03. How Each Works
Prompt Engineering
The model receives a carefully designed system prompt and user message. Techniques include:
- Zero-shot prompting: plain instructions with no examples
- Few-shot prompting: 2 to 10 examples of input/output pairs included in the prompt
- Chain-of-thought (CoT): asking the model to reason step by step before answering
- Role prompting: assigning an expert persona ("You are a senior tax attorney...")
- Structured output instructions: specifying JSON schema, markdown format, or field constraints
Cost is essentially zero beyond the token count. Iteration speed is fast.

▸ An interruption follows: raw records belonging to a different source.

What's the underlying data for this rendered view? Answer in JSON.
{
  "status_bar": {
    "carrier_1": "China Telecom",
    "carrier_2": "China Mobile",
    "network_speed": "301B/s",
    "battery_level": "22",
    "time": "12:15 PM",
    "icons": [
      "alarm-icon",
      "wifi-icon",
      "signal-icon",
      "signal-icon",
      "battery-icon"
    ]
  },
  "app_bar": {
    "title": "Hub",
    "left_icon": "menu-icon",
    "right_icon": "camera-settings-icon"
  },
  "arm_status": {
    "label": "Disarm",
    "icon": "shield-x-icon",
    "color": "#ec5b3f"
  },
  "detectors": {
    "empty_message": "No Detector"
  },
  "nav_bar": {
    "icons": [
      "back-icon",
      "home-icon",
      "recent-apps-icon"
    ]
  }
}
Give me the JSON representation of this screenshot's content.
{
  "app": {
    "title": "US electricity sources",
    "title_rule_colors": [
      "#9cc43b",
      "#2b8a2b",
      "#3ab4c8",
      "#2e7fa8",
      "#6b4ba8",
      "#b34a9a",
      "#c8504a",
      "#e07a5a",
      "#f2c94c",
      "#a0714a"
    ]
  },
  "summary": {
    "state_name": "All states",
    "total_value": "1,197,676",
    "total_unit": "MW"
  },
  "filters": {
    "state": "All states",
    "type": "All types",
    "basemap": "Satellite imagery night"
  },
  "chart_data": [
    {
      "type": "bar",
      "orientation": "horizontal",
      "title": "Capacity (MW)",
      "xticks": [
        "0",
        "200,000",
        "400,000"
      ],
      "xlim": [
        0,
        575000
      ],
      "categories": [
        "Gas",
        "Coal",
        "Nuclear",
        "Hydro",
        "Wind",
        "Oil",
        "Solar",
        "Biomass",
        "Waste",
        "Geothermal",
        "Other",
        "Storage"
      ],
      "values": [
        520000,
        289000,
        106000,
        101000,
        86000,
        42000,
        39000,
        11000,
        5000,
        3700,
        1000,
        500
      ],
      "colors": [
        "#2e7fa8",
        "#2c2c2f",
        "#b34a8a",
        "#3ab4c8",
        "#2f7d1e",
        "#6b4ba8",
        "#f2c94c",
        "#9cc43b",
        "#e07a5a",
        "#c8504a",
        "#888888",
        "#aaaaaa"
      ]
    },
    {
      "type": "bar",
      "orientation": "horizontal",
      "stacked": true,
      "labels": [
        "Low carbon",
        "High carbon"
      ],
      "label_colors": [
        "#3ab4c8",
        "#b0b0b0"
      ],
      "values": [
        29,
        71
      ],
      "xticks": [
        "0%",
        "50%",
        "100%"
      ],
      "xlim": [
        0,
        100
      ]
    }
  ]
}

The downside is that the model's knowledge is still bounded by its training cutoff and it can still hallucinate on factual queries.
RAG
Documents are chunked, embedded, and stored in a vector database during an offline ingestion phase. At query time:
- The user query is embedded using the same model.

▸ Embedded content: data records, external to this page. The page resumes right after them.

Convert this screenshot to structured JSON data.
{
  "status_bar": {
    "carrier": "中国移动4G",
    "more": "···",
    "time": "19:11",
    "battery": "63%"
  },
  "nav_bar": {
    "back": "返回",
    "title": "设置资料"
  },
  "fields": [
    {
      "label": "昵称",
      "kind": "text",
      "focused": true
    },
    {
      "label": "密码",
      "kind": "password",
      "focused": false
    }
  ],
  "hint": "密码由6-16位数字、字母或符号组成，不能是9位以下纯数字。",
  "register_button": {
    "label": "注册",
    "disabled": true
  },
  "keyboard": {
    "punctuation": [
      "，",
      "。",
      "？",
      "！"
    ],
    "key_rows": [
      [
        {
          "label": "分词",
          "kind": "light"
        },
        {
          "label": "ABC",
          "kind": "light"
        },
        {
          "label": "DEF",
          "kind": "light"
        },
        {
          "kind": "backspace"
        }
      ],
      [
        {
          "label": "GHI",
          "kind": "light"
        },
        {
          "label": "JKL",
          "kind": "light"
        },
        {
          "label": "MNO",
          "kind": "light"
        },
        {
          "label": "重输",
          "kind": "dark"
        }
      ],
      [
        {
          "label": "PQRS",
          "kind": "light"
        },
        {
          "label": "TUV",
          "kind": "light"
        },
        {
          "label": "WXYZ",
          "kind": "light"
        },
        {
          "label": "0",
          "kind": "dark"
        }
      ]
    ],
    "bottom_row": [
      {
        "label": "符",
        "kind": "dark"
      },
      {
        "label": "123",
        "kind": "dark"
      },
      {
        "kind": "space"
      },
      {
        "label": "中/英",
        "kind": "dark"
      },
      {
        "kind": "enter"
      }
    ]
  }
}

- Semantically similar chunks are retrieved.
- Retrieved chunks are injected into the LLM prompt as context.
- The LLM generates a response grounded in those chunks.
RAG solves the knowledge problem without touching model weights. The knowledge base can be updated continuously. The model can cite sources. Private data stays within your infrastructure.
The infrastructure overhead is real: you need an embedding model, a vector database, retrieval logic, and ideally a reranker. Monthly operational cost for a managed setup runs roughly $70 to $1000 depending on index size and query volume.
Fine-Tuning
A labeled dataset of input-output pairs is prepared. The model is trained further on this dataset, updating its weights through backpropagation. The result is a model that has internalized the patterns in the training data.
Fine-tuning is appropriate for:
- Teaching a specific output format or writing style that prompting alone cannot consistently produce
- Domain adaptation where the base model consistently misuses specialized vocabulary
- Behavioral conditioning (always respond formally, never refuse certain categories of requests) that needs to be reliably consistent
- Reducing prompt length at inference time by baking instructions into weights
The cost is substantial: compute time for training, labeled data preparation, evaluation, and often higher per-token inference cost because you are running a custom model endpoint rather than a shared API. Iteration cycles take days to weeks, not hours. Fine-tuned models are also brittle: they may lose general capability on tasks outside the fine-tuning distribution (catastrophic forgetting).